CEF of ERK language training, for maximum results
Just what does CEF mean for me? Matching needs and levels to maximise results.
Once you’ve decided to take a language course, it’s understandable why you’d want to start straight away; after all, at the gym, you can just join a class with total strangers and just get on with it. So why do you have to wait to get tested to be given a mysterious CEF level (that frankly, may mean nothing to you at first glance), then have to wait some more while you are sorted into the right class?!
I think most would agree that this comparison is somewhat redundant, and that learning, even practising, a foreign language is somewhat different to physical training. That said, it seems that most do not fully understand just how important the CEF is for language professionals, the employers, and you, the students, both to match your needs and get you into the right class, and to give you an constructive idea of how to progress to the next level.
The Common European Framework of Reference for Languages: Learning, Teaching, Assessment (or CEF as it’s often abbreviated to) was published by the Council Of Europe in 2001. It enables teachers and others to access a standardised framework of learning, teaching and assessing which applies to all European languages. With extensive guidelines that clearly describe language ability in a number of key detailed areas, they show how to progress from, and differentiate between, A1-A2 (Basic User), to B1-B2 (Independent User) to C1-C2 (Proficient User). The vast majority of all textbooks and reference materials now ascribe to these level descriptors, and all other systems, tests, and references to language learning all refer to the CEF at the very least.

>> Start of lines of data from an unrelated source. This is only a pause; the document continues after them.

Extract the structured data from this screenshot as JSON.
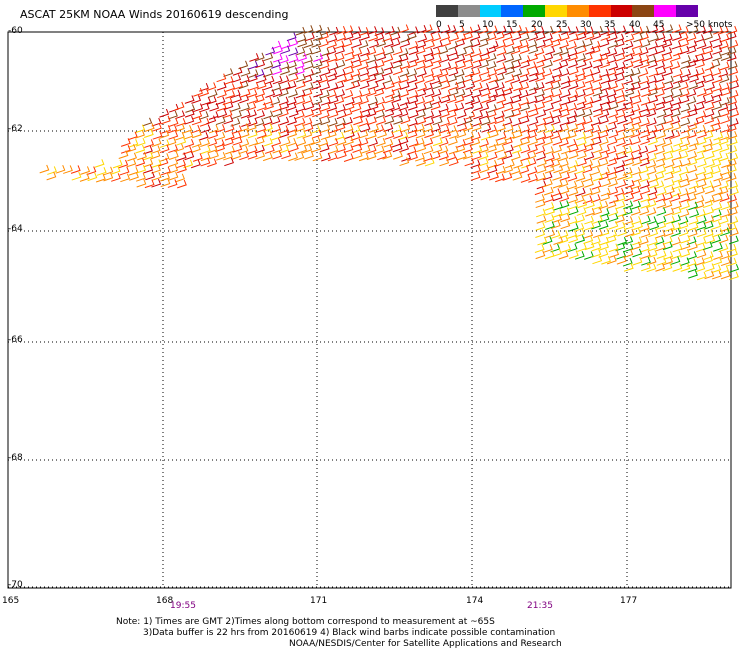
{
  "header": {
    "title": "ASCAT 25KM NOAA Winds 20160619 descending"
  },
  "legend": {
    "unit": ">50 knots",
    "labels": [
      "0",
      "5",
      "10",
      "15",
      "20",
      "25",
      "30",
      "35",
      "40",
      "45",
      ">50 knots"
    ],
    "colors": [
      "#404040",
      "#8c8c8c",
      "#00ccff",
      "#0066ff",
      "#00aa00",
      "#ffd700",
      "#ff8c00",
      "#ff3300",
      "#cc0000",
      "#8b4513",
      "#ff00ff",
      "#6600aa"
    ]
  },
  "axes": {
    "lat_labels": [
      "-60",
      "-62",
      "-64",
      "-66",
      "-68",
      "-70"
    ],
    "lon_labels": [
      "165",
      "168",
      "171",
      "174",
      "177"
    ]
  },
  "times": [
    "19:55",
    "21:35"
  ],
  "notes": {
    "line1": "Note: 1) Times are GMT 2)Times along bottom correspond to measurement at ~65S",
    "line2": "3)Data buffer is 22 hrs from 20160619 4) Black wind barbs indicate possible contamination",
    "line3": "NOAA/NESDIS/Center for Satellite Applications and Research"
  }
}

OK, clear, so there’s a more precise, dependable system for language professionals, but how does this practically affect me as a student or company paying for language training? A good language course has to match, not only your level to other potential classmates, but also most importantly, your needs – some need to develop their writing skills, others their spoken production and so on. By utilizing your CEF levels, the teaching institute and trainer can develop the right kinds of materials that will maximize your learning. If, for example, it was established that you are a B2 for spoken interaction, meaning that you can “present clear, detailed descriptions on a wide range of subjects related to your field of interest”, the challenge for the trainer and student in collaboration, guided by the CEF, is to advance further, and to be able to do the same on non-familiar “complex subjects, integrating sub-themes, developing particular points and rounding off with an appropriate conclusion” for C1 level. So, these indicators are a beneficial tool for both student and teacher to ensure that there is a goal for advancement and that you don’t just turn up to class and speak the way you always have.
So, just as you would think about how best to work out at the gym, it is worth taking the time to look at the published materials The Square Mile provides on the CEF, to see how these guidelines provide a pathway to improved language development. Unlike other languages institutes which still adhere to their own internal systems and only relate to the CEF, The Square Mile uses this professional tool to optimal effectiveness, all the way through the initial assessment to the final evaluation. In so doing, we can maximize the effectiveness of the classes and ensure that you get the results you pay for.